15 images showing all 1500 square feet (the main, 2 year old back garden). If you want to see what this all looked like 3 months ago, click here--it's pretty amazing. A person can forget how far things come, especially as many plants begin to fall off in the heat of summer and depression sinks in (until the asters and eupatorium restore one's faith).
As you know, click on any image to expand it.
From the deck
White turtlehead
Black swallowtail on coneflower
Standing under the arbor
Looking from the patio
Still looking from the patio
Looking down one of the two paths from up on the "hill"
Morning glories can frame anything well.
Monarch on swamp milkweed
Looking in from the lawn I'd love to not have, but that does present a certain kind of je ne sais quoi counter balance to the garden. I think it's like yin and yang. A needed place to rest your eye. A place where negative space can exist. A place for a swimming pool (100 next two days).

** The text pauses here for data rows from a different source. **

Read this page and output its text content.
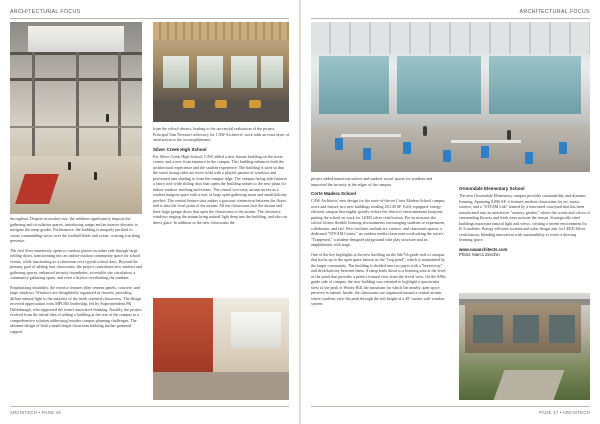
ARCHITECTURAL FOCUS

throughout. Despite its modest size, the addition significantly impacts the gathering and circulation spaces, introducing ramps and an interior elevator to navigate the steep grades. Furthermore, the building is uniquely perched to create commanding views over the football fields and ocean, creating a striking presence.

The first floor seamlessly opens to outdoor plazas on either side through large folding doors, transforming into an indoor-outdoor community space for school events, while functioning as a classroom on a typical school days. Beyond the primary goal of adding four classrooms, the project contributes new outdoor and gathering spaces, enhanced security boundaries, accessible site circulation, a community gathering space, and even a skybox overlooking the stadium.

Emphasizing durability, the exterior features fiber cement panels, concrete, and large windows. Windows are thoughtfully organized in clusters, providing diffuse natural light to the majority of the north oriented classrooms. The design received appreciation from MPUSD leadership, led by Superintendent PK Diffenbaugh, who supported the team's innovative thinking. Notably, the project evolved from the initial idea of adding a building at the rear of the campus to a comprehensive solution addressing broader campus planning challenges. The ultimate design of both a small single classroom building further garnered support

from the school district, leading to the successful realization of the project. Principal Tom Newton's advocacy for CAW Architects' work adds an extra layer of satisfaction to the accomplishment.

Silver Creek High School

For Silver Creek High School, CAW added a new feature building on the street corner, and a new front entrance to the campus. This building enhances both the architectural experience and the student experience. The building is sited so that the street facing sides are more solid with a playful pattern of windows and perforated rain shading to form the campus edge. The campus facing side features a fancy tool-wide sliding door that opens the building atrium to the new plaza for indoor-outdoor teaching and events. The central two-story atrium serves as a student hangout space with a mix of large open gathering areas and small balcony perches. The central feature stair makes a gracious connection between the floors, and is also the focal point of the atrium. All ten classrooms face the atrium and have large garage doors that open the classrooms to the atrium. The clerestory windows ringing the atrium bring natural light deep into the building, and also cut direct glare. In addition to the new classrooms the

ARCHITECH • PAGE 46
ARCHITECTURAL FOCUS

project added numerous indoor and outdoor social spaces for students and improved the security at the edges of the campus.

Corte Madera School

CAW Architects' new design for the state-of-the-art Corte Madera School campus acres and feature two new buildings totaling 28,149 SF. Fully equipped, energy-efficient campus thoroughly greatly reduce the district's environmental footprint, putting the school on track for LEED silver certification. Per its mission, the school fosters flexible learning environments encouraging students to experiment, collaborate, and fail. New facilities include art, science, and classroom spaces, a dedicated "STEAM Center," an outdoor media classroom overlooking the town's "Trappened," a student-designed playground with play structure and an amphitheater with stage.

One of the key highlights is the new building on the 6th/7th grade side of campus that backs up to the open space known as the "frog pond", which is maintained by the larger community. The building is divided into two parts with a "breezeway" and deck/balcony between them. A ramp leads down to a learning area at the level of the pond that provides a perfect framed view from the levels view. On the 6/8th grade side of campus, the new building was oriented to highlight a spectacular view of the peak of Windy Hill, the mountain for which the nearby open space preserve is named. Inside, the classrooms are organized around a central atrium, where students view the peak through the full height of a 28' curtain wall window system.

Ormondale Elementary School

The new Ormondale Elementary campus provides sustainability and dynamic learning. Spanning 8,896 SF, it features modern classrooms for art, music, science, and a "STEAM Lab" framed by a renovated courtyard that has been transformed into an interactive "sensory garden," where the scents and colors of surrounding flowers and fresh trees activate the senses. Strategically sited buildings maximize natural light and views, creating a serene environment for K-3 students. Energy-efficient systems and solar design aim for LEED Silver certification, blending innovation with sustainability to foster a thriving learning space.

www.cawarchitects.com
Photo: Marco Zecchin
PAGE 47 • ARCHITECH
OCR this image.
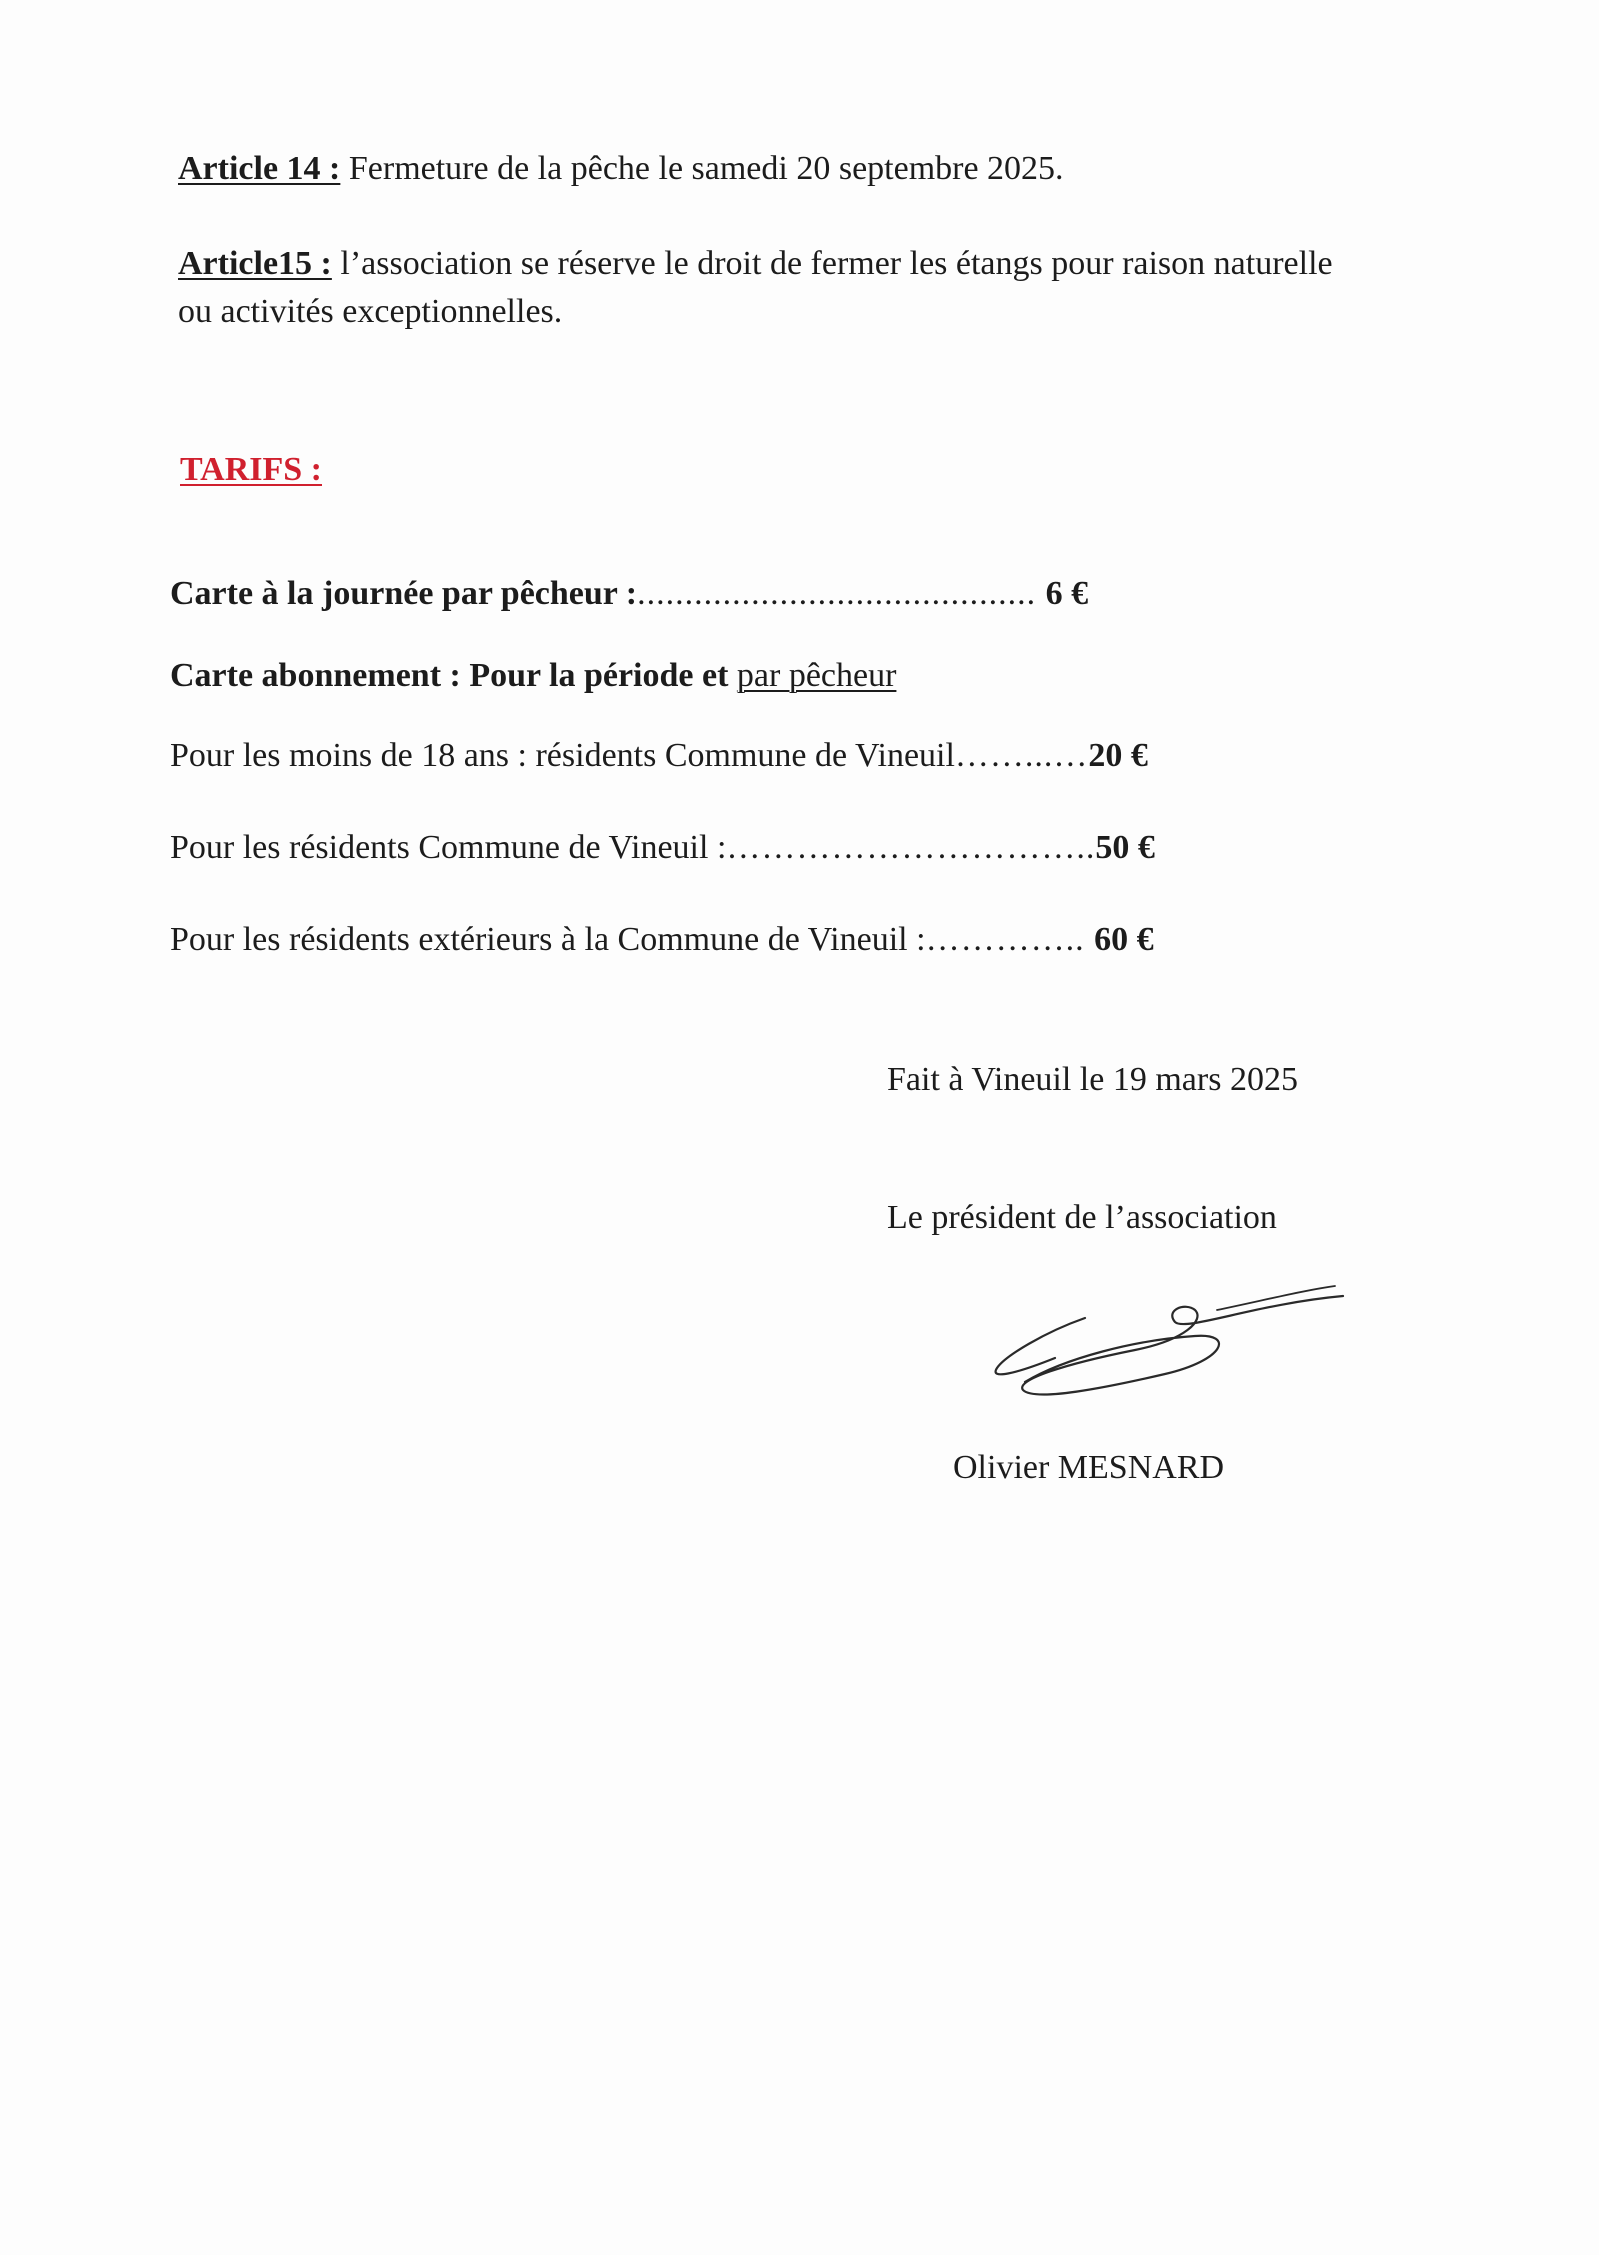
Article 14 : Fermeture de la pêche le samedi 20 septembre 2025.
Article15 : l’association se réserve le droit de fermer les étangs pour raison naturelle
ou activités exceptionnelles.
TARIFS :
Carte à la journée par pêcheur :.......................................... 6 €
Carte abonnement : Pour la période et par pêcheur
Pour les moins de 18 ans : résidents Commune de Vineuil……...…20 €
Pour les résidents Commune de Vineuil :…………………………..50 €
Pour les résidents extérieurs à la Commune de Vineuil :………….. 60 €
Fait à Vineuil le 19 mars 2025
Le président de l’association
Olivier MESNARD
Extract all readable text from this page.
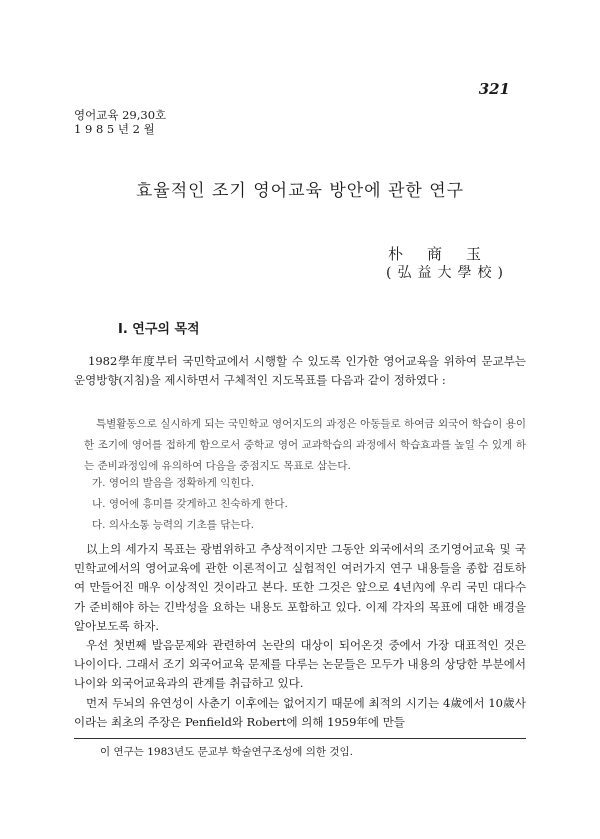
321
영어교육 29,30호
1 9 8 5 년 2 월
효율적인 조기 영어교육 방안에 관한 연구
朴商玉
(弘益大學校)
I. 연구의 목적
1982學年度부터 국민학교에서 시행할 수 있도록 인가한 영어교육을 위하여 문교부는 운영방향(지침)을 제시하면서 구체적인 지도목표를 다음과 같이 정하였다 :
특별활동으로 실시하게 되는 국민학교 영어지도의 과정은 아동들로 하여금 외국어 학습이 용이한 조기에 영어를 접하게 함으로서 중학교 영어 교과학습의 과정에서 학습효과를 높일 수 있게 하는 준비과정임에 유의하여 다음을 중점지도 목표로 삼는다.
가. 영어의 발음을 정확하게 익힌다.
나. 영어에 흥미를 갖게하고 친숙하게 한다.
다. 의사소통 능력의 기초를 닦는다.
以上의 세가지 목표는 광범위하고 추상적이지만 그동안 외국에서의 조기영어교육 및 국민학교에서의 영어교육에 관한 이론적이고 실험적인 여러가지 연구 내용들을 종합 검토하여 만들어진 매우 이상적인 것이라고 본다. 또한 그것은 앞으로 4년內에 우리 국민 대다수가 준비해야 하는 긴박성을 요하는 내용도 포함하고 있다. 이제 각자의 목표에 대한 배경을 알아보도록 하자.
우선 첫번째 발음문제와 관련하여 논란의 대상이 되어온것 중에서 가장 대표적인 것은 나이이다. 그래서 조기 외국어교육 문제를 다루는 논문들은 모두가 내용의 상당한 부분에서 나이와 외국어교육과의 관계를 취급하고 있다.
먼저 두뇌의 유연성이 사춘기 이후에는 없어지기 때문에 최적의 시기는 4歲에서 10歲사이라는 최초의 주장은 Penfield와 Robert에 의해 1959年에 만들
이 연구는 1983년도 문교부 학술연구조성에 의한 것임.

Fence path after the arbor
Grey-headed coneflowers
'Blue Fortune' Agastache
Looking at the arbor from the main garden
Arbor from in the side garden
14 comments:
Benjamin the garden looks restful in spite of the heat...even the heat from the previous post! I am taking up biking soon. Stay cool.
What a huge difference, Benjamin! Well done! It looks mature and overflowing now, with excellent plant combinations and wildlife galore. Just as it should be. Sometimes we need a little green negative space. There are some interesting mowing techniques I have been thinking about after seeing them on blogs and in Gardens Illustrated ( a BBC mag well worth the money). They mow only the paths in a grid, letting the grass and added wildflowers grow without cutting. It looks fantastic. :-)
Frances
I love to wander down stepping stone paths.
Donna
The pool sounds good.
The garden has come a long way since last year when mulch was the focal point :)
Layanee--Wish I had a biking partener
Frances--I something similar, lawns, on Nan Ondra's bloga while back and thought it looked very cool. I may try that once the grass starts greenign up again.
MNG--Even if you bump in to flowers too closely placed to the path?
Les--Then come to NE and build me one!
WA--The mulch has it's own certain je ne sais quoi though, don't you think?
Your garden looks spectacular, Benjamin. Turtlehead (Chelone) is native here, though I have the pink flowered one in my garden. Here's something funny--mine are still probably several weeks to flowering where my neighbour's just down the road are in bloom and have been for over a week.
Somehow I am jealous of the blank slate a suburban yard presents. Such organized exhuberant wildness you have.
Jodi--my pink turtlehead is still a few weeks from blooming, so strange about you and your neighbor. Is someone using super fertilizer?
Christopher--And if I had t to over again, I'd do some things VERY differently! I'm trying not to rip up the rest of the backyard for resale value.
Looking great. Interesting to see how your plants are about three weeks ahead on the clock than mine, with variations. It's an amazing change in one year.
James--The longer I work at this gardening thing, the more I realize just how much I'm experimenting. There's so much I would do differently in this garden. To me, it feels too much like a garden--maybe that is the suburban backyard it finds itself in, or the lawn next to it, or the arrangement of plants, or all three. I think I'll move to NJ so my liatris can still be blooming full tilt (at night I loved to look out and see a landscape light highlighting the purple liatris, a beacon in the dark night).
Hi Benjamin
Your planting looks top drawer. It all really works.
I agree with Frances, a bit of lawn topiary might add something.
Rob--You're too kind, really. Next year, year three, will be the big test on how things look (this year I trying to plant stuff, for example, that will support taller stuff behind them because I'm running out of stakes).
Yeah.... I'm still jealous! Gorgeous, Benjamin. :)
(And btw, I love paths that brush up against plants. Particularly if they're things like lavender and agastache that smell wonderful when you brush up against them.)